Ele afirma que grande parte dos presos cometeram crimes pequenos e que representam baixa peliculosidade e que as penas poderiam ser substituídas por outras medidas. O magistrado argumenta ainda que a prisão conjunta dessas pessoas com criminosos de alta peliculosidade pode provocar a “entrada” de um preso de 1º grau a prática de crimes mais graves.
“Grande parte dessa população não terá acesso a estudo, trabalhou ou a capacitação, portanto, permanecem na mais absoluta ociosidade. Essas pessoas não chegarão sequer a superar os valores que os levaram a delinquência. Há uma criminalização racionalidade da pobreza que se agrava na prisão”, diz trecho do voto.
Ao falar sobre a insalubridade dos presídios brasileiros, Barroso argumentou que o Estado deixa de prestar serviços básicos e a sua ausência pode provocar o crescimento de facções criminosas no país.
“As principais organizações criminosas em funcionamento no Brasil se formaram e ordenam de dentro dos presídios. Estima-se que a maior delas já se encontrava presente em 90% dos presídios em SP em 2009 e agora está em todo o território nacional. Aqueles bens que o Estado não fornece é fornecido pelas organizações criminosas. A adesão a elas pode constituir uma questão essencial para sobrevivência no cárcere“, disse.
“Isso [a ação] não diz respeito somente aos presos, que já é suficiente. Há um imenso interesse social em resolver o problema do sistema carcerário, porque o sistema carcerária realimenta o problema da segurança pública no Brasil”.
AÇÃO
O processo (ADPF 347) foi apresentado pelo Psol em 2015 e trata sobre o reconhecimento do “estado de coisas inconstitucional” do sistema penitenciário brasileiro e da adoção de diversas providências no tratamento das prisões no país..

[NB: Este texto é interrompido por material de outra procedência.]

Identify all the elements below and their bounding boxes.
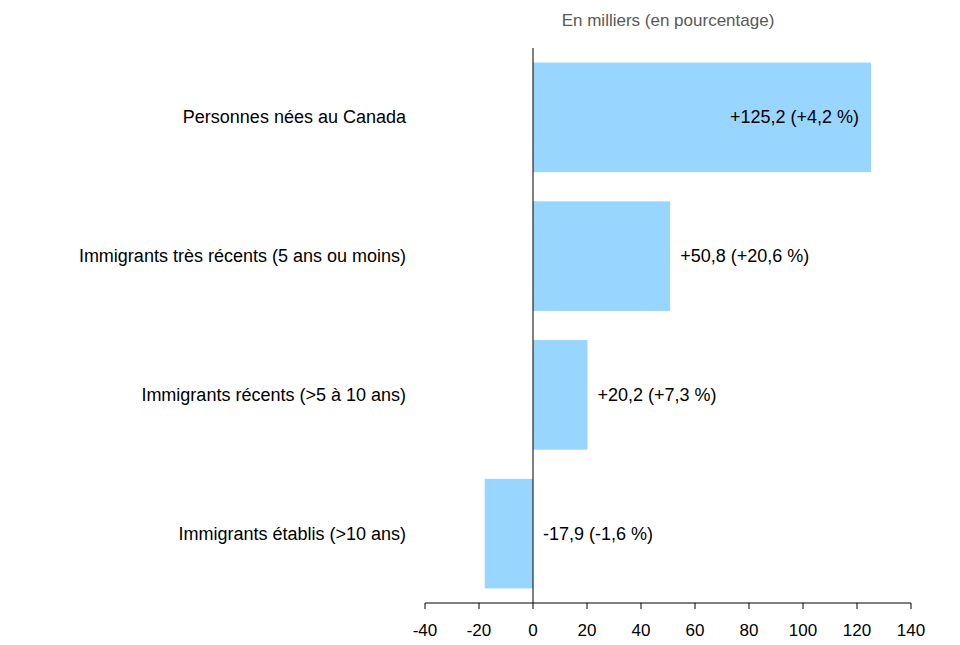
tick-label: 60 [686,621,705,640]
category-label: Immigrants établis (>10 ans) [178,524,406,544]
bar [533,340,588,450]
tick-mark [857,603,858,609]
category-label: Personnes nées au Canada [183,107,407,127]
data-label: -17,9 (-1,6 %) [543,524,653,544]
tick-mark [695,603,696,609]
tick-mark [911,603,912,609]
category-label: Immigrants très récents (5 ans ou moins) [79,246,406,266]
tick-label: 40 [632,621,651,640]
data-label: +20,2 (+7,3 %) [598,385,717,405]
tick-mark [803,603,804,609]
axis-title: En milliers (en pourcentage) [562,11,775,30]
bar [533,63,871,173]
data-label: +125,2 (+4,2 %) [730,107,859,127]
tick-label: 0 [528,621,537,640]
tick-label: 100 [789,621,817,640]
tick-label: -40 [413,621,438,640]
tick-label: 20 [578,621,597,640]
chart-container: En milliers (en pourcentage) -40 -20 0 20 40 6… [0,0,960,645]
bars [485,63,871,589]
tick-mark [641,603,642,609]
tick-mark [479,603,480,609]
tick-label: 80 [740,621,759,640]
tick-mark [425,603,426,609]
bar [533,201,670,311]
data-label: +50,8 (+20,6 %) [680,246,809,266]
tick-mark [533,603,534,609]
zero-line [533,48,534,603]
tick-mark [587,603,588,609]
tick-mark [749,603,750,609]
bar [485,479,533,589]
tick-label: 140 [897,621,925,640]
category-label: Immigrants récents (>5 à 10 ans) [141,385,406,405]
x-axis-line [425,603,911,604]
tick-label: 120 [843,621,871,640]
tick-label: -20 [467,621,492,640]
chart-svg: En milliers (en pourcentage) -40 -20 0 20 40 6… [0,0,960,645]
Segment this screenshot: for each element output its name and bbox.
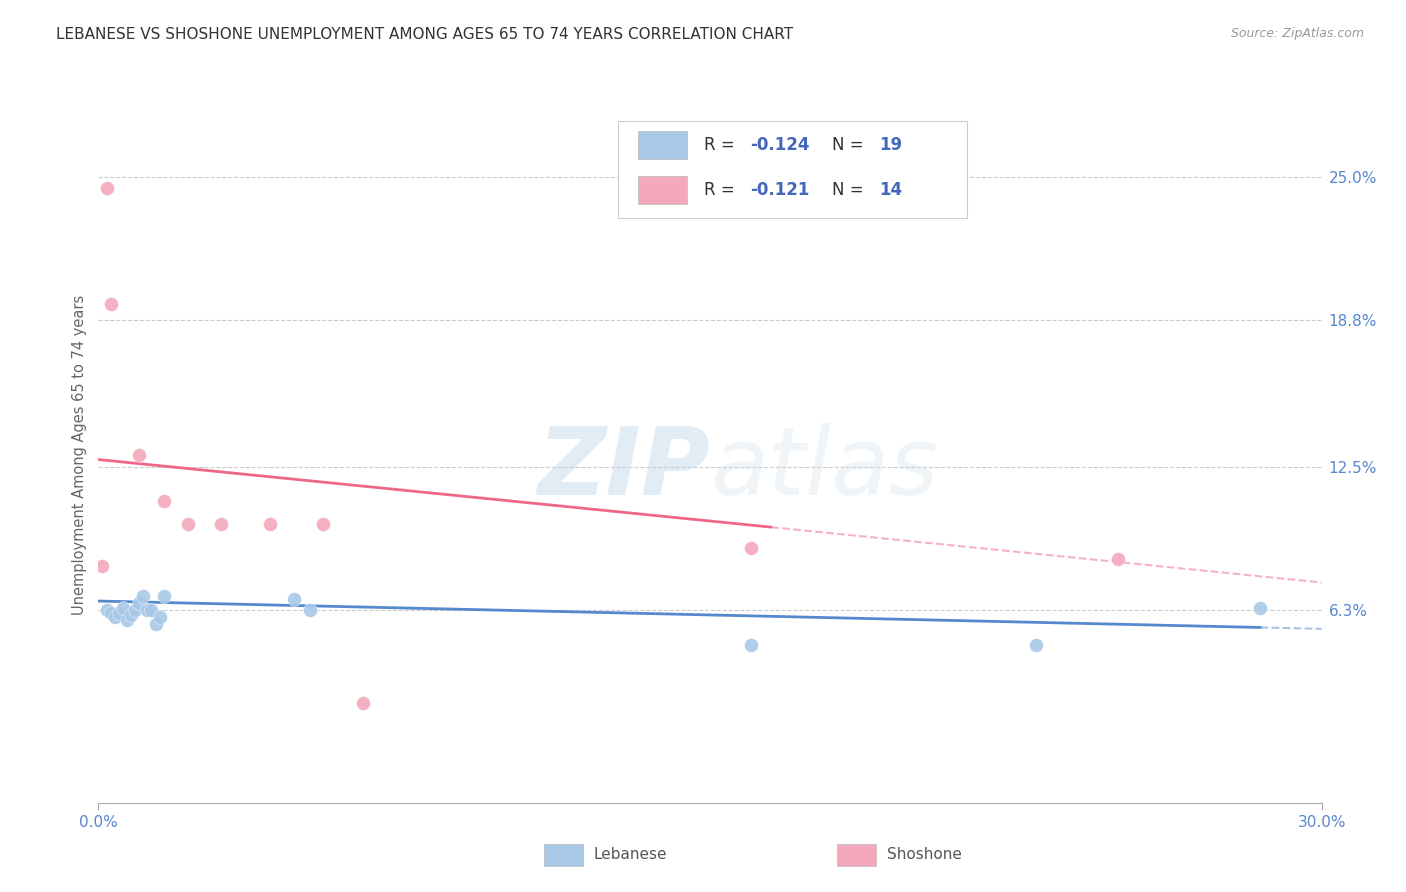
Point [1107,552,1129,566]
Point [128,448,150,462]
Point [124,603,146,617]
Point [209,517,232,532]
Text: N =: N = [832,136,869,153]
Text: atlas: atlas [710,424,938,515]
Point [96,603,118,617]
Text: Lebanese: Lebanese [593,847,668,863]
Text: -0.124: -0.124 [751,136,810,153]
Point [100,606,122,620]
Point [120,607,142,622]
Text: 14: 14 [879,181,903,199]
FancyBboxPatch shape [638,176,686,204]
Point [1249,601,1271,615]
Point [1025,638,1047,652]
Text: Shoshone: Shoshone [887,847,962,863]
Point [152,494,174,508]
Point [145,617,167,632]
Text: Source: ZipAtlas.com: Source: ZipAtlas.com [1230,27,1364,40]
Point [128,596,150,610]
Point [141,603,163,617]
Point [111,601,134,615]
Point [149,610,172,624]
Text: R =: R = [704,181,740,199]
FancyBboxPatch shape [837,844,876,866]
Point [299,603,322,617]
Text: N =: N = [832,181,869,199]
Text: R =: R = [704,136,740,153]
Point [283,591,305,606]
Text: LEBANESE VS SHOSHONE UNEMPLOYMENT AMONG AGES 65 TO 74 YEARS CORRELATION CHART: LEBANESE VS SHOSHONE UNEMPLOYMENT AMONG … [56,27,793,42]
Text: -0.121: -0.121 [751,181,810,199]
FancyBboxPatch shape [619,121,967,219]
Point [108,606,131,620]
Point [740,541,762,555]
Point [91,559,114,574]
FancyBboxPatch shape [544,844,583,866]
Point [152,590,174,604]
Text: ZIP: ZIP [537,423,710,515]
Text: 19: 19 [879,136,903,153]
Point [96,181,118,195]
Point [132,590,155,604]
Point [136,603,159,617]
Point [259,517,281,532]
Point [312,517,335,532]
Point [352,696,374,710]
Point [177,517,200,532]
Y-axis label: Unemployment Among Ages 65 to 74 years: Unemployment Among Ages 65 to 74 years [72,294,87,615]
Point [100,297,122,311]
Point [740,638,762,652]
Point [104,610,127,624]
FancyBboxPatch shape [638,131,686,159]
Point [115,613,138,627]
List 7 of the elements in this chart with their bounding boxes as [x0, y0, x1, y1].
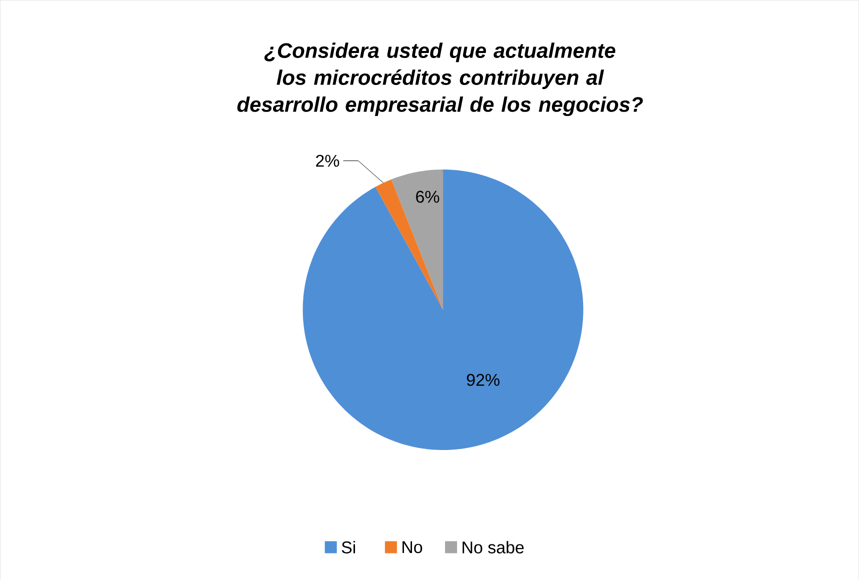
legend-label: Si	[342, 540, 355, 554]
data-label: 2%	[316, 154, 340, 167]
data-label: 92%	[466, 374, 500, 386]
legend-label: No sabe	[462, 540, 524, 554]
data-label: 6%	[416, 190, 440, 203]
chart-title: ¿Considera usted que actualmente los microcréditos contribuyen al desarrollo empresarial de los negocios?	[237, 42, 643, 116]
legend-label: No	[402, 541, 422, 553]
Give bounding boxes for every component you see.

O julgamento começou em 2021, mas foi suspenso por pedido de vista (mais tempo para análise) do próprio Barroso, que devolveu os autos para julgamento em abril deste ano.
No processo, o Psol requer a elaboração de um plano de caráter nacional que possibilite a “superação das graves violações aos direitos fundamentais dos presos em todo o país”. A ação menciona a:
- redução da superlotação dos presídios;
- contenção e reversão do processo de “hiperencarceramento”;
- diminuição do número de presos provisórios;
- adequação das instalações e alojamentos dos estabelecimentos prisionais aos parâmetros normativos vigentes, no que tange a aspectos como espaço mínimo, lotação máxima, salubridade e condições de higiene, conforto e segurança;
- efetiva separação dos detentos de acordo com critérios como sexo, idade, situação processual e natureza do delito;
- garantia de assistência material, de segurança, de alimentação adequada, de acesso à justiça, à educação, à assistência médica integral e ao trabalho digno e remunerado para os presos;
- contratação e capacitação de pessoal para as instituições prisionais;
- eliminação de tortura, de maus tratos e de aplicação de penalidades sem o devido processo legal nos estabelecimentos prisionais;
- adoção de medidas visando a propiciar o tratamento adequado para grupos vulneráveis nas prisões, como mulheres e população LGBT.